A more revolutionary gene-editing therapy that would not require immunosuppression is still in early clinical or preclinical stages. Demonstrating that cells can remain permanently "invisible" in the human body and function stably will require additional time for validation, and widespread application may still need 5 to 10 years or even longer of development.

04 Future Outlook: Different Cure Prospects

When we talk about "cure," we must recognize that the scientific connotations and implementation pathways differ for type 1 diabetes and type 2 diabetes.

For type 1 diabetes, the etiology is relatively clear — the immune system mistakenly destroys pancreatic β cells. Therefore, the goal of a cure is "replace + protect": that is, replace the destroyed cells with new healthy ones and ensure they are no longer attacked.
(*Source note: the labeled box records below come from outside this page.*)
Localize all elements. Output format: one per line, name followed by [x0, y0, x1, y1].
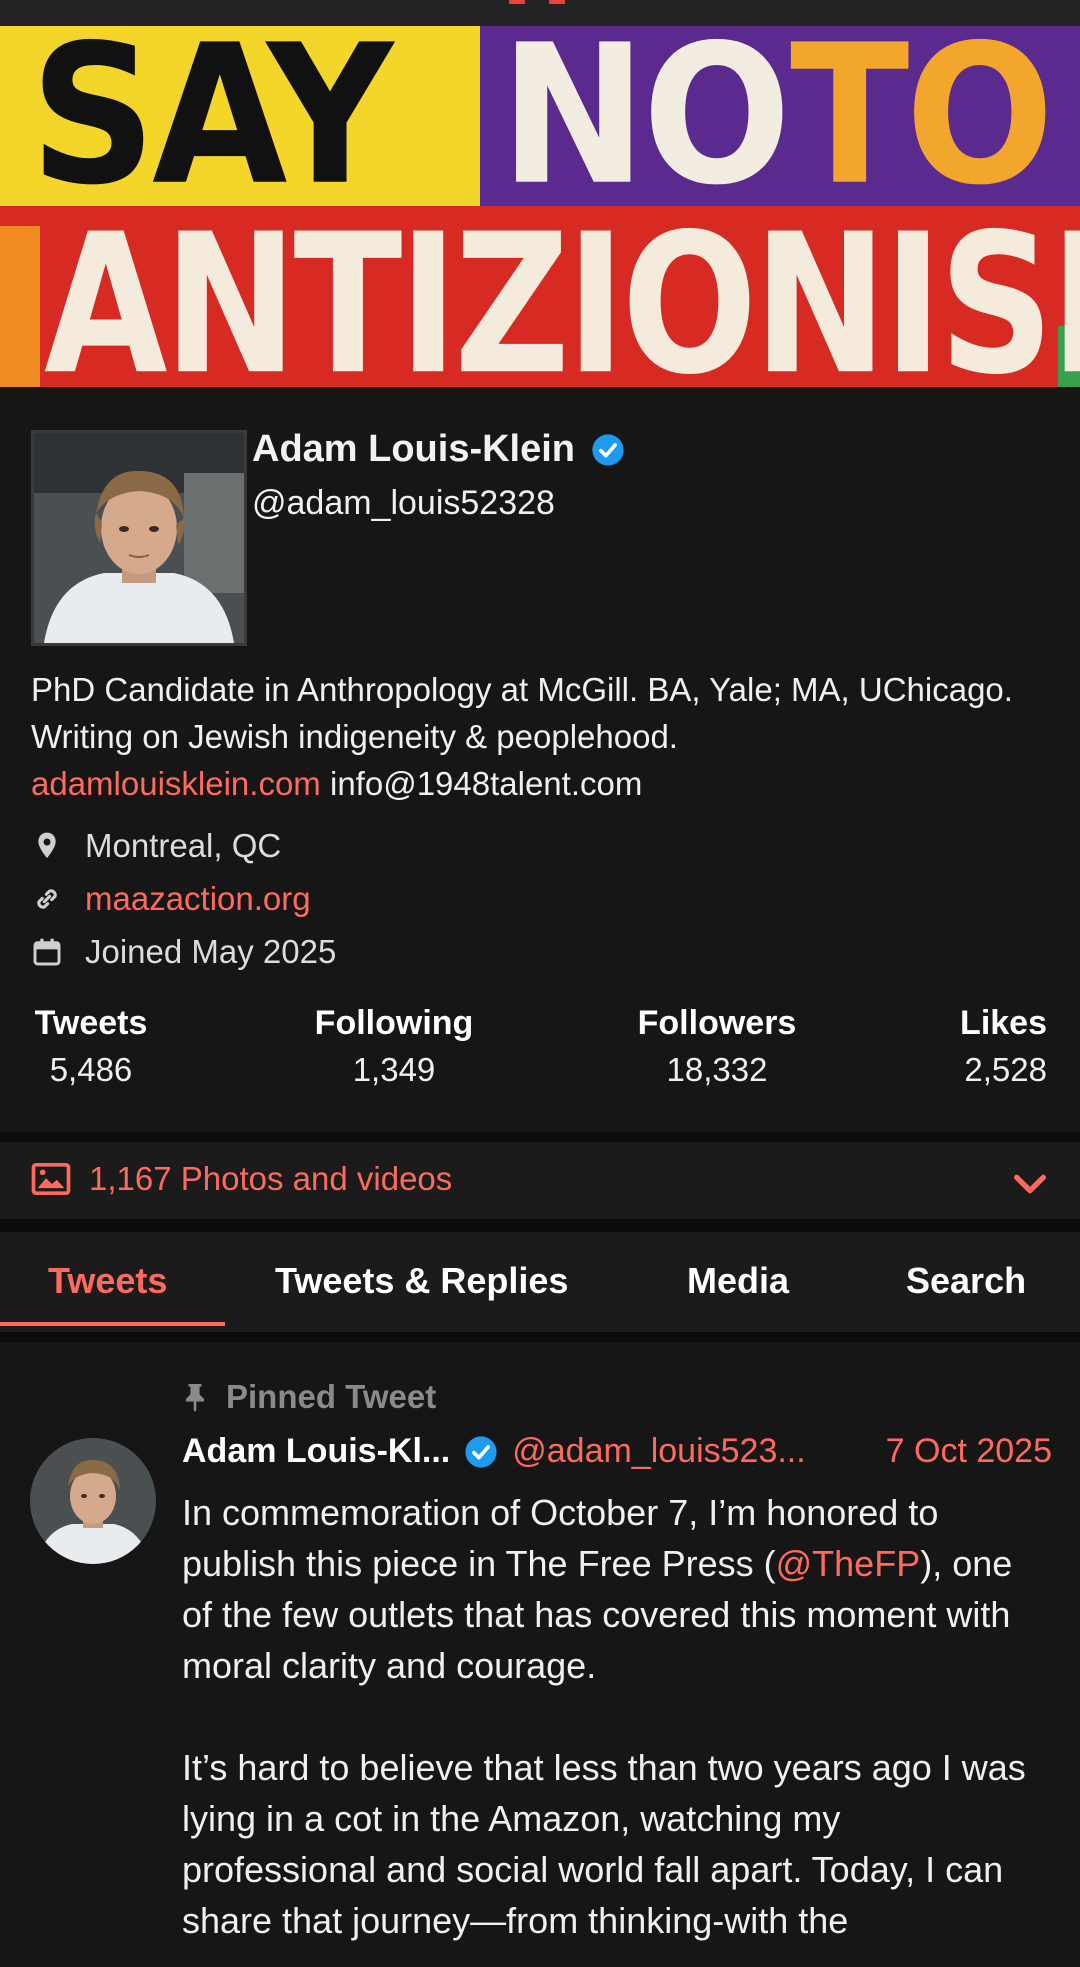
stat-label: Tweets [34, 1004, 148, 1042]
chevron-down-icon[interactable] [1010, 1164, 1050, 1204]
section-divider [0, 1219, 1080, 1232]
section-divider [0, 1332, 1080, 1342]
stat-label: Followers [637, 1004, 797, 1042]
profile-handle: @adam_louis52328 [252, 484, 555, 522]
bio-email: info@1948talent.com [329, 765, 643, 802]
stat-followers[interactable]: Followers 18,332 [635, 1004, 799, 1089]
location-text: Montreal, QC [85, 827, 282, 864]
active-tab-indicator [0, 1322, 225, 1326]
location-pin-icon [38, 832, 56, 858]
profile-tabs: Tweets Tweets & Replies Media Search [0, 1232, 1080, 1332]
pin-icon [185, 1384, 205, 1412]
banner-word-no: NO [500, 26, 791, 228]
tweet-mention[interactable]: @TheFP [776, 1543, 921, 1584]
banner-word-antizionism: ANTIZIONISM [44, 191, 1080, 387]
tweet-author-avatar[interactable] [30, 1438, 156, 1564]
app-mark [505, 0, 575, 4]
status-bar [0, 0, 1080, 26]
calendar-icon [33, 938, 61, 966]
link-icon [37, 889, 57, 909]
stat-value: 1,349 [352, 1051, 436, 1088]
pinned-label-row: Pinned Tweet [182, 1378, 436, 1416]
profile-stats: Tweets 5,486 Following 1,349 Followers 1… [31, 1004, 1047, 1094]
photos-row: 1,167 Photos and videos [31, 1160, 452, 1198]
tab-tweets[interactable]: Tweets [48, 1260, 167, 1302]
stat-likes[interactable]: Likes 2,528 [955, 1004, 1047, 1089]
image-icon [31, 1163, 71, 1195]
joined-text: Joined May 2025 [85, 933, 337, 970]
tweet-text: In commemoration of October 7, I’m honor… [182, 1487, 1042, 1946]
location-row: Montreal, QC [31, 827, 281, 865]
stat-value: 2,528 [964, 1051, 1047, 1088]
stat-following[interactable]: Following 1,349 [314, 1004, 474, 1089]
verified-badge-icon [592, 433, 624, 466]
profile-avatar[interactable] [31, 430, 247, 646]
bio-link[interactable]: adamlouisklein.com [31, 765, 321, 802]
verified-badge-icon [465, 1435, 497, 1468]
website-row[interactable]: maazaction.org [31, 880, 311, 918]
tweet-author-name[interactable]: Adam Louis-Kl... [182, 1432, 450, 1471]
tweet-date[interactable]: 7 Oct 2025 [886, 1432, 1052, 1471]
tweet-header: Adam Louis-Kl... @adam_louis523... 7 Oct… [182, 1432, 1052, 1471]
stat-value: 18,332 [666, 1051, 768, 1088]
pinned-label: Pinned Tweet [226, 1378, 437, 1415]
banner-word-to: TO [790, 26, 1054, 228]
stat-label: Likes [960, 1004, 1047, 1042]
stat-tweets[interactable]: Tweets 5,486 [31, 1004, 151, 1089]
bio-text: PhD Candidate in Anthropology at McGill.… [31, 671, 1013, 755]
tweet-text-part2: ), one of the few outlets that has cover… [182, 1543, 1026, 1941]
tab-tweets-replies[interactable]: Tweets & Replies [275, 1260, 568, 1302]
stat-label: Following [314, 1004, 474, 1042]
tab-search[interactable]: Search [906, 1260, 1026, 1302]
stat-value: 5,486 [49, 1051, 133, 1088]
profile-bio: PhD Candidate in Anthropology at McGill.… [31, 666, 1041, 807]
photos-label: 1,167 Photos and videos [89, 1160, 453, 1197]
profile-name-text: Adam Louis-Klein [252, 428, 576, 470]
tweet-author-handle[interactable]: @adam_louis523... [512, 1432, 805, 1471]
joined-row: Joined May 2025 [31, 933, 336, 971]
profile-name: Adam Louis-Klein [252, 428, 625, 471]
photos-and-videos-bar[interactable]: 1,167 Photos and videos [0, 1142, 1080, 1219]
tab-media[interactable]: Media [687, 1260, 789, 1302]
pinned-tweet[interactable]: Pinned Tweet Adam Louis-Kl... @adam_loui… [0, 1342, 1080, 1967]
profile-banner[interactable]: SAY NO TO ANTIZIONISM [0, 26, 1080, 387]
banner-word-say: SAY [30, 26, 393, 228]
website-link[interactable]: maazaction.org [85, 880, 311, 918]
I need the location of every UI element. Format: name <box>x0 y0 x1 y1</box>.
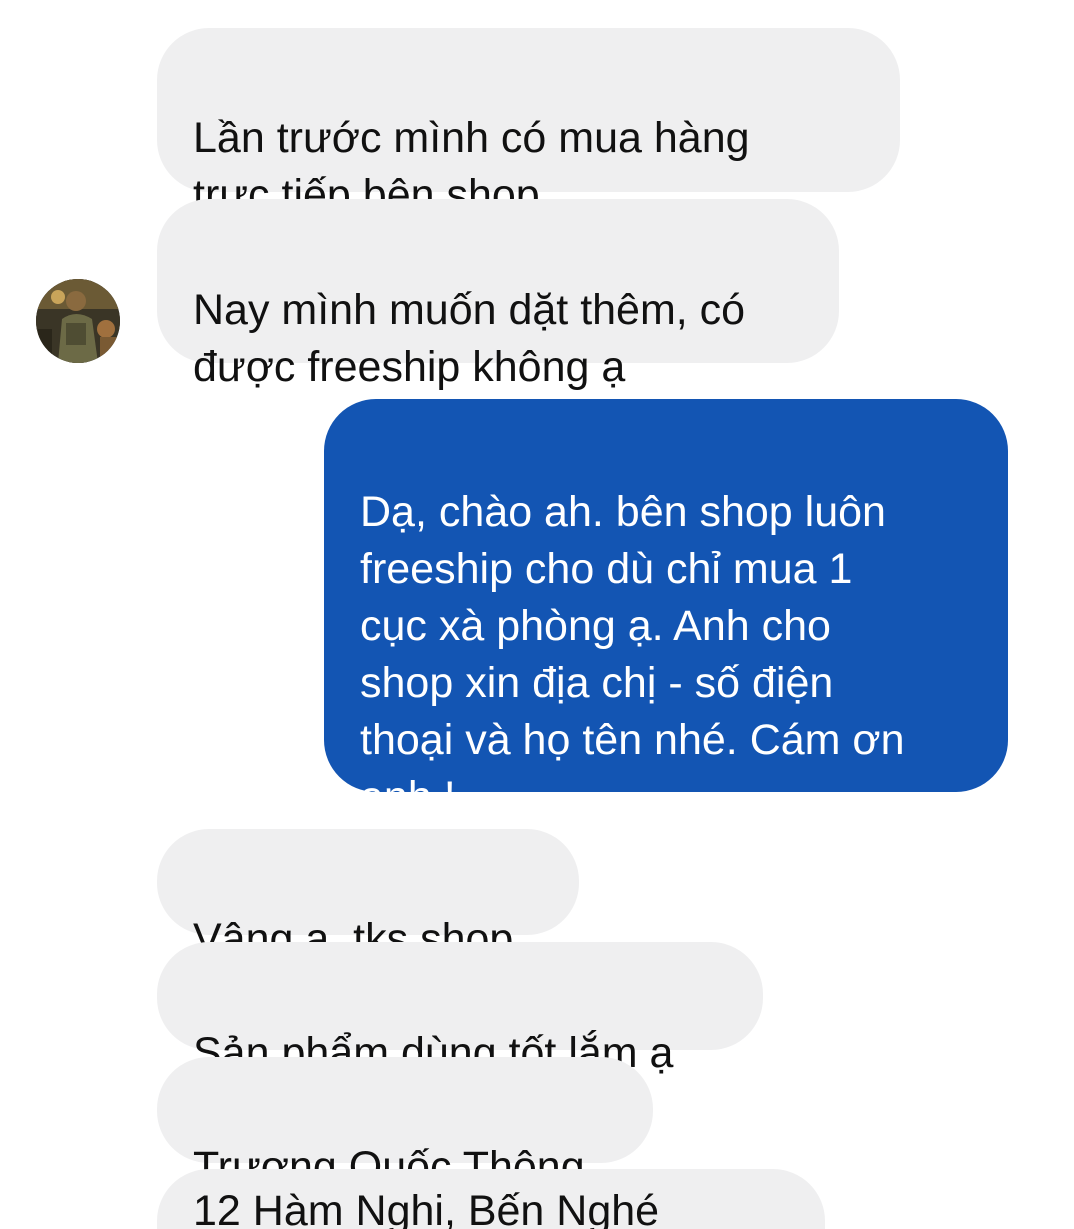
message-bubble-incoming[interactable]: Nay mình muốn dặt thêm, có được freeship… <box>157 199 839 391</box>
message-bubble-incoming[interactable]: Sản phẩm dùng tốt lắm ạ <box>157 942 763 1077</box>
message-bubble-incoming[interactable]: 12 Hàm Nghi, Bến Nghé <box>157 1169 825 1229</box>
message-bubble-incoming[interactable]: Lần trước mình có mua hàng trực tiếp bên… <box>157 28 900 219</box>
message-text: 12 Hàm Nghi, Bến Nghé <box>193 1187 660 1229</box>
message-bubble-outgoing[interactable]: Dạ, chào ah. bên shop luôn freeship cho … <box>324 399 1008 821</box>
avatar-photo-icon <box>36 279 120 363</box>
message-text: Dạ, chào ah. bên shop luôn freeship cho … <box>360 488 905 821</box>
contact-avatar[interactable] <box>36 279 120 363</box>
message-bubble-incoming[interactable]: Trương Quốc Thông <box>157 1057 653 1191</box>
message-bubble-incoming[interactable]: Vâng ạ, tks shop <box>157 829 579 963</box>
message-text: Nay mình muốn dặt thêm, có được freeship… <box>193 286 746 391</box>
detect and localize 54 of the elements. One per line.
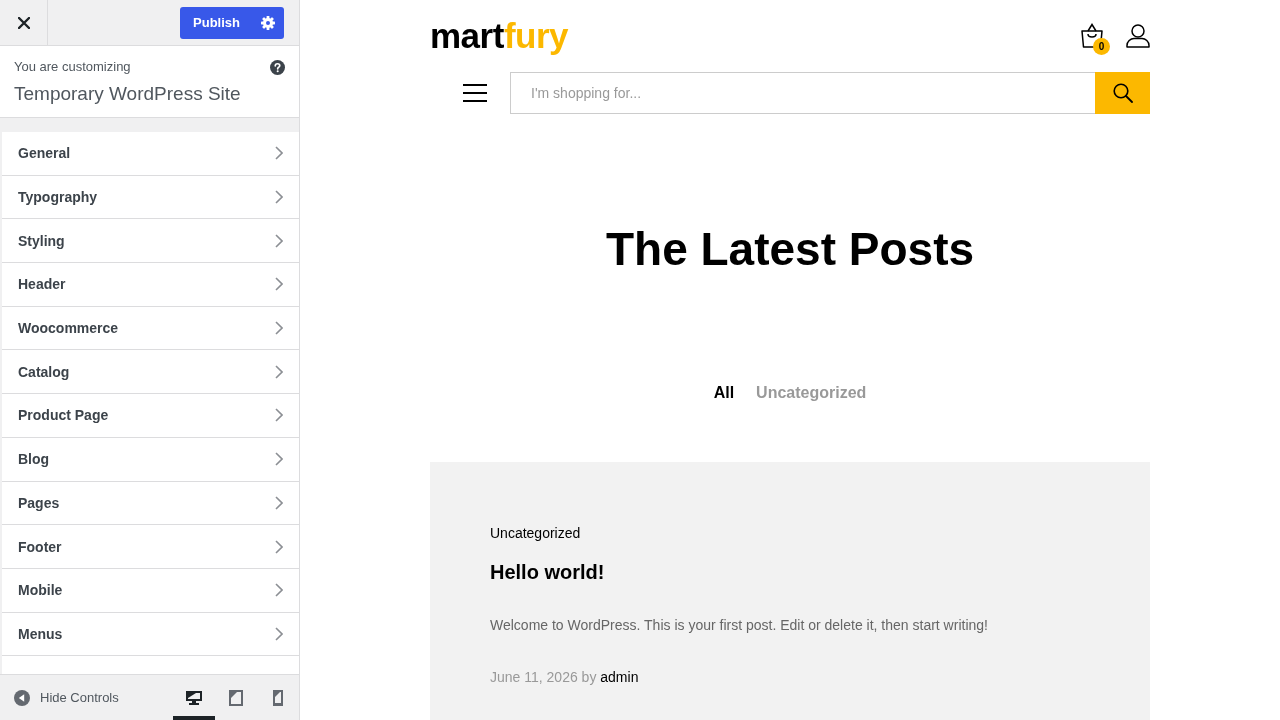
chevron-right-icon xyxy=(275,583,283,598)
chevron-right-icon xyxy=(275,364,283,379)
menu-icon xyxy=(463,84,487,102)
menu-button[interactable] xyxy=(463,84,487,102)
cart-button[interactable]: 0 xyxy=(1080,23,1110,55)
page-heading: The Latest Posts xyxy=(604,222,976,277)
mobile-phone-icon xyxy=(273,689,283,706)
help-icon[interactable] xyxy=(270,59,285,75)
user-icon xyxy=(1126,24,1150,48)
gear-icon xyxy=(261,15,275,30)
arrow-left-circle-icon xyxy=(14,689,30,706)
search-field[interactable]: I'm shopping for... xyxy=(510,72,1095,114)
shopping-bag-icon xyxy=(1080,23,1104,48)
section-item[interactable]: Catalog xyxy=(2,350,299,395)
hide-controls-button[interactable]: Hide Controls xyxy=(0,689,119,706)
chevron-right-icon xyxy=(275,190,283,205)
section-item[interactable]: Styling xyxy=(2,219,299,264)
chevron-right-icon xyxy=(275,452,283,467)
section-item[interactable]: Mobile xyxy=(2,568,299,613)
section-item[interactable]: Woocommerce xyxy=(2,306,299,351)
post-title[interactable]: Hello world! xyxy=(490,558,1090,586)
customizing-label: You are customizing xyxy=(14,59,131,75)
account-button[interactable] xyxy=(1126,24,1150,48)
chevron-right-icon xyxy=(275,321,283,336)
chevron-right-icon xyxy=(275,539,283,554)
cart-count-badge: 0 xyxy=(1093,38,1110,55)
chevron-right-icon xyxy=(275,233,283,248)
post-category-link[interactable]: Uncategorized xyxy=(490,523,581,543)
close-icon xyxy=(17,16,30,29)
section-item[interactable]: Typography xyxy=(2,175,299,220)
chevron-right-icon xyxy=(275,146,283,161)
publish-button[interactable]: Publish xyxy=(180,6,252,39)
search-icon xyxy=(1112,83,1133,103)
desktop-icon xyxy=(186,689,202,706)
section-item[interactable]: Footer xyxy=(2,525,299,569)
section-item[interactable]: Menus xyxy=(2,612,299,657)
post-excerpt: Welcome to WordPress. This is your first post. Edit or delete it, then start writing! xyxy=(490,616,989,635)
filter-tab[interactable]: All xyxy=(713,381,735,405)
search-button[interactable] xyxy=(1095,72,1150,114)
section-item[interactable]: Pages xyxy=(2,481,299,526)
site-title: Temporary WordPress Site xyxy=(14,83,242,105)
section-item[interactable]: Product Page xyxy=(2,394,299,438)
settings-button[interactable] xyxy=(252,6,284,39)
chevron-right-icon xyxy=(275,277,283,292)
post-meta: June 11, 2026 by admin xyxy=(490,668,640,687)
chevron-right-icon xyxy=(275,495,283,510)
section-item[interactable]: General xyxy=(2,132,299,176)
site-logo[interactable]: martfury xyxy=(430,16,568,56)
author-link[interactable]: admin xyxy=(600,669,639,685)
chevron-right-icon xyxy=(275,626,283,641)
chevron-right-icon xyxy=(275,408,283,423)
tablet-icon xyxy=(229,689,243,706)
section-item[interactable]: Blog xyxy=(2,437,299,482)
section-item[interactable]: Header xyxy=(2,263,299,307)
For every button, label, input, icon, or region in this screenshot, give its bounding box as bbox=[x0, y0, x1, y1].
All current regenerative islet transplantation and gene editing research are mainly centered on this goal, and the prospects are clearer.

For the more common type 2 diabetes, the situation is much more complex. It involves multiple factors such as insulin resistance and relative beta-cell insufficiency. Therefore, the pathways to "remission" or "reversal" are more varied.

In addition to the cell therapies described above, drug research aimed at promoting pancreatic islet β-cell regeneration (such as mulberry twig total alkaloids discovered by Chinese researchers), repair strategies based on the theory of cellular autophagy, and others are being actively explored, with the goal of fundamentally improving or even restoring patients’ metabolic function.

The pace of scientific exploration has never stopped. From the discovery of insulin “saving lives” a century ago to today’s use of stem cells to “rebuild the pancreas” in pursuit of a cure, humanity’s war against diabetes is entering a whole new stage.

Although the most cutting-edge therapies may initially be costly (similar therapies abroad are estimated to cost up to the million-dollar level), as technologies mature and scale up, costs will inevitably decline.

More importantly, they point the way: the label of “lifelong disease” is being gradually lifted by the power of science. For the hundreds of millions of people with diabetes worldwide, this in itself is the brightest ray of hope.

Forwarding to everyone—hope you first control your blood glucose and prevent complications. Once a full cure is achieved, you will be freed from the shackles of high sugar!